Молчал насупленный умный полковник, а я рубил правду-матку, да без боязни, сплеча.
— Люди всегда шли и пойдут за апостолами добра, милосердия, разумности, солидарности, любви к человеку и человечеству. Главное в истории — борьба Добра и Зла, преодоление Зла. Вы же, как одержимые амоком — мчитесь с окровавленным ножом в руке и люди в ужасе шарахаются от вас в сторону.
— Жаль, очень жаль, дорогой Николай Денисович, — заметил Журин, — жаль, что мы их учим.

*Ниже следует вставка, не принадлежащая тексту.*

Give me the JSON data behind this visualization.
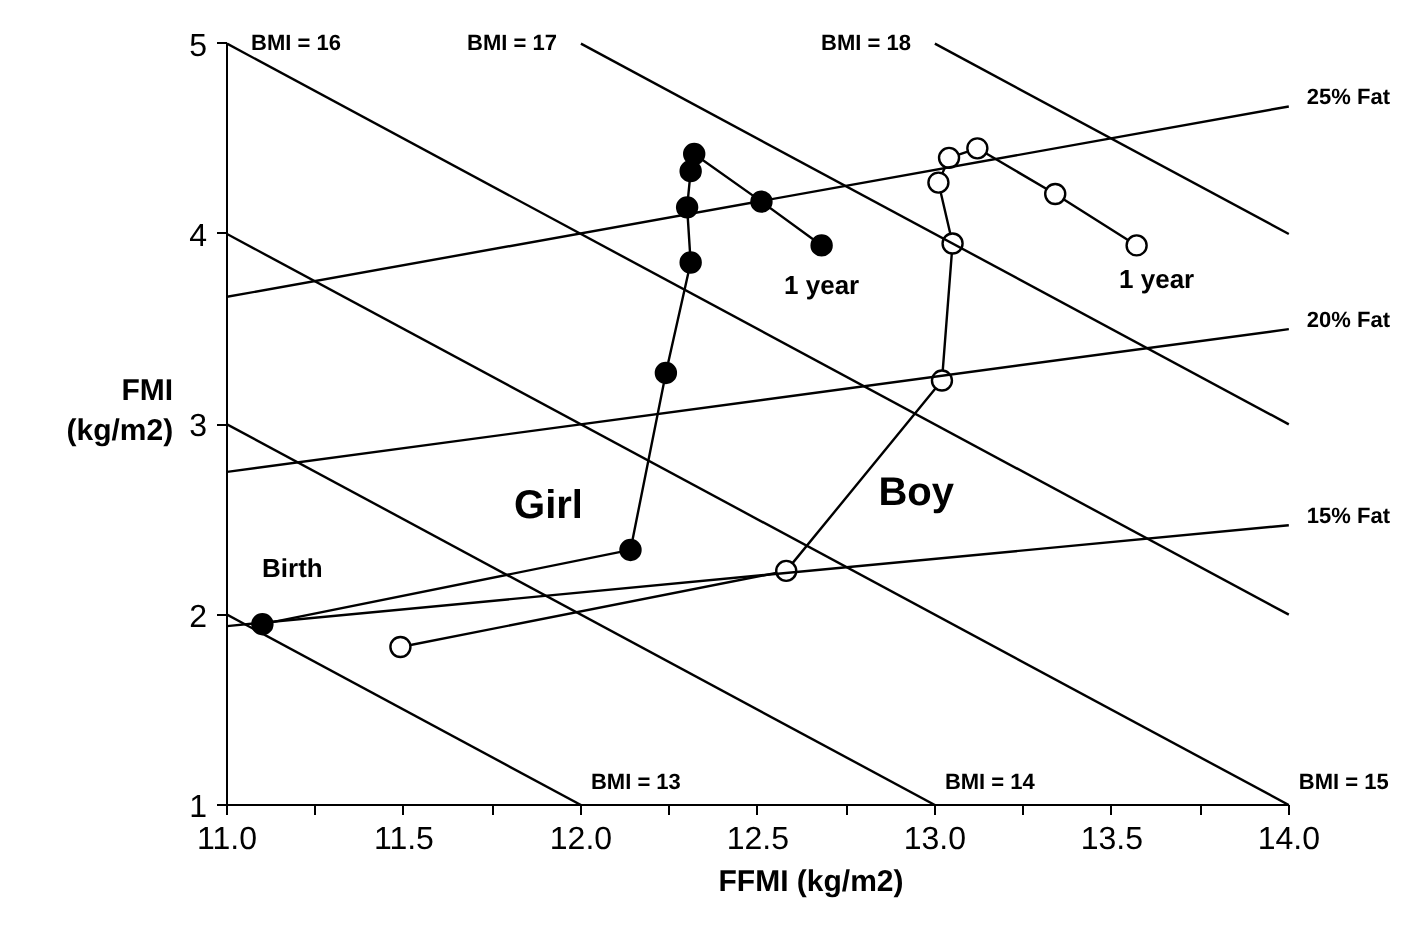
{
  "chart_data": {
    "type": "line",
    "xlabel": "FFMI (kg/m2)",
    "ylabel": "FMI\n(kg/m2)",
    "xlim": [
      11,
      14
    ],
    "ylim": [
      1,
      5
    ],
    "xticks": [
      {
        "value": 11,
        "label": "11.0"
      },
      {
        "value": 11.25,
        "label": null
      },
      {
        "value": 11.5,
        "label": "11.5"
      },
      {
        "value": 11.75,
        "label": null
      },
      {
        "value": 12,
        "label": "12.0"
      },
      {
        "value": 12.25,
        "label": null
      },
      {
        "value": 12.5,
        "label": "12.5"
      },
      {
        "value": 12.75,
        "label": null
      },
      {
        "value": 13,
        "label": "13.0"
      },
      {
        "value": 13.25,
        "label": null
      },
      {
        "value": 13.5,
        "label": "13.5"
      },
      {
        "value": 13.75,
        "label": null
      },
      {
        "value": 14,
        "label": "14.0"
      }
    ],
    "yticks": [
      1,
      2,
      3,
      4,
      5
    ],
    "grid": false,
    "series": [
      {
        "name": "Girl",
        "color": "#000000",
        "marker": "circle",
        "x": [
          11.1,
          12.14,
          12.24,
          12.31,
          12.3,
          12.31,
          12.32,
          12.51,
          12.68
        ],
        "values": [
          1.95,
          2.34,
          3.27,
          3.85,
          4.14,
          4.33,
          4.42,
          4.17,
          3.94
        ]
      },
      {
        "name": "Boy",
        "color": "#ffffff",
        "marker": "circle",
        "x": [
          11.49,
          12.58,
          13.02,
          13.05,
          13.01,
          13.04,
          13.12,
          13.34,
          13.57
        ],
        "values": [
          1.83,
          2.23,
          3.23,
          3.95,
          4.27,
          4.4,
          4.45,
          4.21,
          3.94
        ]
      },
      {
        "name": "BMI = 13",
        "color": "#000000",
        "marker": "none",
        "x": [
          11,
          12
        ],
        "values": [
          2,
          1
        ]
      },
      {
        "name": "BMI = 14",
        "color": "#000000",
        "marker": "none",
        "x": [
          11,
          13
        ],
        "values": [
          3,
          1
        ]
      },
      {
        "name": "BMI = 15",
        "color": "#000000",
        "marker": "none",
        "x": [
          11,
          14
        ],
        "values": [
          4,
          1
        ]
      },
      {
        "name": "BMI = 16",
        "color": "#000000",
        "marker": "none",
        "x": [
          11,
          14
        ],
        "values": [
          5,
          2
        ]
      },
      {
        "name": "BMI = 17",
        "color": "#000000",
        "marker": "none",
        "x": [
          12,
          14
        ],
        "values": [
          5,
          3
        ]
      },
      {
        "name": "BMI = 18",
        "color": "#000000",
        "marker": "none",
        "x": [
          13,
          14
        ],
        "values": [
          5,
          4
        ]
      },
      {
        "name": "15% Fat",
        "color": "#000000",
        "marker": "none",
        "x": [
          11,
          14
        ],
        "values": [
          1.94,
          2.47
        ]
      },
      {
        "name": "20% Fat",
        "color": "#000000",
        "marker": "none",
        "x": [
          11,
          14
        ],
        "values": [
          2.75,
          3.5
        ]
      },
      {
        "name": "25% Fat",
        "color": "#000000",
        "marker": "none",
        "x": [
          11,
          14
        ],
        "values": [
          3.67,
          4.67
        ]
      }
    ],
    "annotations": [
      "Birth",
      "1 year",
      "1 year"
    ]
  }
}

Без нашей подсказки были бы они венериками и громилами из «Конармии» Бабеля, а так — они людей скребут и ума наскребаются. Сейчас они на словах за добро, дружбу, справедливость, но, конечно, к своим, а по отношению к тем, кто не с ними, не в их банде, все по-старому дозволено.
— Им еще помогает зарубежная пресса, — добавил Бегун, — вправляет мозги кремлевским оболтусам. Ведь, Иоська, что подох, хоть и хитрый зверь был, но необразованный. Восточный тиран. Громила. Мстительное беспощадное двуногое, выросшее на традициях кровной мести. Недаром лагерная его кличка — «Звэр».
Подошли к бараку блатных. Слышался оттуда чей-то звучный приятный тенор, взгрустнувший под всхлип баяна.
— Где это наш вагонный «Щипач»? — спросил Пивоваров. — Будет ли опять он петь лихие песни? Губу-то ему как разодрали на пересылке.
Кто-то вышел из барака на крыльцо, оставив дверь полуоткрытой, и совсем не лихая песня поплыла из темноты:
— Гуляет народ, — радовался Журин, — праздник справляет. Не усатый упырь их пережил, а мы его. Всё одолеем, Юра, — хлопнул он Пивоварова по плечу, — и «широкую вольную, грудью проложим дорогу себе».